Komünistliği benimseyenler işlerini bir yana bırakarak kadın ve kızlarımızın peşinde, sinsi sinsi dolaşan kötü fikirleri ile onların namus ve şerefleri ile oynamak isteyen; buna ülke edinen bedbahtlardır. Köy enstitüsü mezunları ise henüz cehalet içinde yüzen köylerimizi mevcut cahil kızların evlerini terk ederek gece yarısı bekar ve yapayalnız bulundukları evlerine gelen kızları dahil şeref ve haysiyetlerine en küçük halel getirmeden samimi nasihatler ederek evlerine babalarının analarının yanına göndererek resmi muamele ve mahali ananelerimizin ifasından sonra ancak bir erkekle bir kızın birleşebileceğini telkin etmektedirler. Buna namütenahi misaller gösterilebilir. İşte milliyetçiliği bizler genç yaşta da olsa nefislerimizle mücadele ederek milli ve insani ananelerimizi çiğnememek şeklinde anlıyoruz. Yoksa komünistler gibi her dişiden istifade etmeyi asla düşünmüyoruz. Birbirleri ile bağdaşamayan komünistlik ve dinciliktir. Din ve milliyeti birbirinin takviye eden unsurlar olarak kabul ediyoruz. Allaha ibadeti farz bilerek bunları yerine getirirken ibadetin insan üzerinde bırakması gereken tesirleri de görüyoruz. Bu tesirlerden mülhem olarak aksi yollarda takip etmesi gereken, komünistliğinde amansız düşmanı yıkılmaz, yıkılmasına imkan olmayan bir kalesi olarak daima karşısında duruyoruz. Bu durma bu gün için değil asırlar ve asırlarca devam edecektir.

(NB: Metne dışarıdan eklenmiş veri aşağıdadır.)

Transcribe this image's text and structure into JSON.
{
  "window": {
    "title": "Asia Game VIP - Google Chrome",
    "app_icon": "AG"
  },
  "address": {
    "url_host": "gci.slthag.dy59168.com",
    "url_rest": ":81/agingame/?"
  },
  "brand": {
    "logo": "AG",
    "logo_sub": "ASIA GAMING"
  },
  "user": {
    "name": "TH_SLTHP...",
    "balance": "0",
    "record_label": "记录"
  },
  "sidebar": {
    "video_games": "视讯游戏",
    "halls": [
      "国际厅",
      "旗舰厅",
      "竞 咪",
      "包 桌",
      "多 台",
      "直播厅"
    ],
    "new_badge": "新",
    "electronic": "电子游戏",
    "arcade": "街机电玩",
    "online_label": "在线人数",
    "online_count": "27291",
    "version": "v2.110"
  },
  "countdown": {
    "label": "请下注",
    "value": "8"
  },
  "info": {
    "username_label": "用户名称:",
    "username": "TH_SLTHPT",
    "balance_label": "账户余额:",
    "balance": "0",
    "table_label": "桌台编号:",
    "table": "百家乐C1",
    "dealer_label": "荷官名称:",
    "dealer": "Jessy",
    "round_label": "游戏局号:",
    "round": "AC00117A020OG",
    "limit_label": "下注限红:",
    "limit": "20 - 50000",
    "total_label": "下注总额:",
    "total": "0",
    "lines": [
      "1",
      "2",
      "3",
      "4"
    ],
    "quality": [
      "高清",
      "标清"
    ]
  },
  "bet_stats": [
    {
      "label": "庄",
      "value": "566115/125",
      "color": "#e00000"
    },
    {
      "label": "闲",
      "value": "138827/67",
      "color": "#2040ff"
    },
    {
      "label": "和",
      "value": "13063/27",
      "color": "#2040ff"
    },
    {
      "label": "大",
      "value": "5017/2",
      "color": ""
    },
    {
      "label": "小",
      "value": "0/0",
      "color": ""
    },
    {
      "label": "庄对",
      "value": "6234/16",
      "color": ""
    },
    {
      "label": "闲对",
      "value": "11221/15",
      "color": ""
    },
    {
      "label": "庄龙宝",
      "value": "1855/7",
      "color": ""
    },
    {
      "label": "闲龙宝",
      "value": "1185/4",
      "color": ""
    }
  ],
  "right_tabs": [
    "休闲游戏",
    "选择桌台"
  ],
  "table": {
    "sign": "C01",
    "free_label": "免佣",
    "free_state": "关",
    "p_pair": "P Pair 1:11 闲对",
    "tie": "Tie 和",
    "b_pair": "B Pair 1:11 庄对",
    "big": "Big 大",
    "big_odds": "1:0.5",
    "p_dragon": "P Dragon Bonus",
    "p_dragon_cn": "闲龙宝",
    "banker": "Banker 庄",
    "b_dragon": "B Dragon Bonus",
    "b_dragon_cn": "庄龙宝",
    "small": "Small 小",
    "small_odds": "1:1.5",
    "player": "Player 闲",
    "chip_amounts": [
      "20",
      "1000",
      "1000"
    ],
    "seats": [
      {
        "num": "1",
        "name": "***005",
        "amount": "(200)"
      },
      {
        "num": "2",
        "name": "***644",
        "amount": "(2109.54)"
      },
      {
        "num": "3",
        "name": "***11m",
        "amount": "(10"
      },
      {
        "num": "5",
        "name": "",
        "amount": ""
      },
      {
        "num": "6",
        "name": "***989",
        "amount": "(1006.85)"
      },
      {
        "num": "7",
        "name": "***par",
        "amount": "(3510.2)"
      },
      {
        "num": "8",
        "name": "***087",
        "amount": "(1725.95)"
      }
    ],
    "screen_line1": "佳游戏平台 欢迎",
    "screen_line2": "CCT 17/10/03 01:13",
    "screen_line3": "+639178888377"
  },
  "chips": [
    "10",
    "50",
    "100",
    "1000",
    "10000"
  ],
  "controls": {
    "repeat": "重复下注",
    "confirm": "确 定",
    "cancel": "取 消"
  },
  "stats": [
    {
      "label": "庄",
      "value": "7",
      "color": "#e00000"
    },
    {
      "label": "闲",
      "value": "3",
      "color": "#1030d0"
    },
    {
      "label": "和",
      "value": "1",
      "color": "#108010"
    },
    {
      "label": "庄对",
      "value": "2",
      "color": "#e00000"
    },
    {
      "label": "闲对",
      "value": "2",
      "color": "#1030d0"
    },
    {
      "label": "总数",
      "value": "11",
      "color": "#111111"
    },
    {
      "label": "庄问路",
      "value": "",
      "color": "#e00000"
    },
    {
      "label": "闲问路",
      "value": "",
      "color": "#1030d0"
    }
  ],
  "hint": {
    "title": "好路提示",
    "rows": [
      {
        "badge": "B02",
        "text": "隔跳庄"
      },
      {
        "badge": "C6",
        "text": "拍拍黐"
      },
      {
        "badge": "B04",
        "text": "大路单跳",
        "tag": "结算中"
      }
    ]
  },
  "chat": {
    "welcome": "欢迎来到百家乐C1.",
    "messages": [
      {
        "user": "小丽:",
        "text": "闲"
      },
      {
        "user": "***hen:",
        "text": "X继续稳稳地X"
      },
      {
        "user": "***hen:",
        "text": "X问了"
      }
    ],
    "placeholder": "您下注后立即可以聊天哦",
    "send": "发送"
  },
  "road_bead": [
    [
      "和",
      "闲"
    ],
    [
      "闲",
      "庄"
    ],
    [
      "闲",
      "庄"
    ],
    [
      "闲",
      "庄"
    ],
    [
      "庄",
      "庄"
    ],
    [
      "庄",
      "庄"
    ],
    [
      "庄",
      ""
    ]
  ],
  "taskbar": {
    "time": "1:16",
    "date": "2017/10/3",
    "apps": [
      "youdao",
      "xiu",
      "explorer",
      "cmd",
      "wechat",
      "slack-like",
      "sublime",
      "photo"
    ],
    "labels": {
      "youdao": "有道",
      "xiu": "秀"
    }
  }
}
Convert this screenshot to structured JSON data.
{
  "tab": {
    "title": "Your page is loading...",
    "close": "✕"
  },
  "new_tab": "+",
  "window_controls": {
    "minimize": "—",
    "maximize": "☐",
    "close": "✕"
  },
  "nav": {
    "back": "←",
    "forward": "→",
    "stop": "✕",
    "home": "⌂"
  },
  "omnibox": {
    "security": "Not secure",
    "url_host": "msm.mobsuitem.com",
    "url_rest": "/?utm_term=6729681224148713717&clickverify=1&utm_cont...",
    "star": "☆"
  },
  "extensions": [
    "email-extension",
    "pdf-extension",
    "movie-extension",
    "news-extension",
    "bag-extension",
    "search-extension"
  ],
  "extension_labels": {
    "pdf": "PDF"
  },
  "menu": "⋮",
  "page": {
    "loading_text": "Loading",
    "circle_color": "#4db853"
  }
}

ADAPAZARI KARASU KÖYÜ ABDULLAH ÇELİK’İN CEVABI

– Köy Enstitüleri Federasyonu kurulmalıdır. Vakit geçirilmemelidir.

– Federasyonun maksadı Köy Enstitü mezunlarının hak ve hukuklarını aramak, meslektaşların mesleklerinde daha kolaylıkla tekamül etmelerini sağlamak, gereken mevzular üzerinde hükümet adamları ile yakın temaslarda bulunmak, topraklarımız üzerinde Türklere yakışmayacak ideal ve rejimlere yer verilmemesi hakkında gerektiği zaman devlet ricalini haberdar etmek. Atatürk’ün inkılaplarının korunmasında da faaliyet göstermektedir. Özet olarak federasyondan maksat meslekte bütünlük, tekamül olmalıdır.

– Böyle bir toplantının yapılmasına taraftarım. Bu toplantı her yıl aynı enstitüde yapılmamalı. Değişik Enstitülerde olmak üzere her yıl yapılmasını faydalı bulmaktayım. Federasyonun fikirlerini aksettiren bir dergisi bulunmalıdır. (İLERİ) Dergisi bu işi görebilir.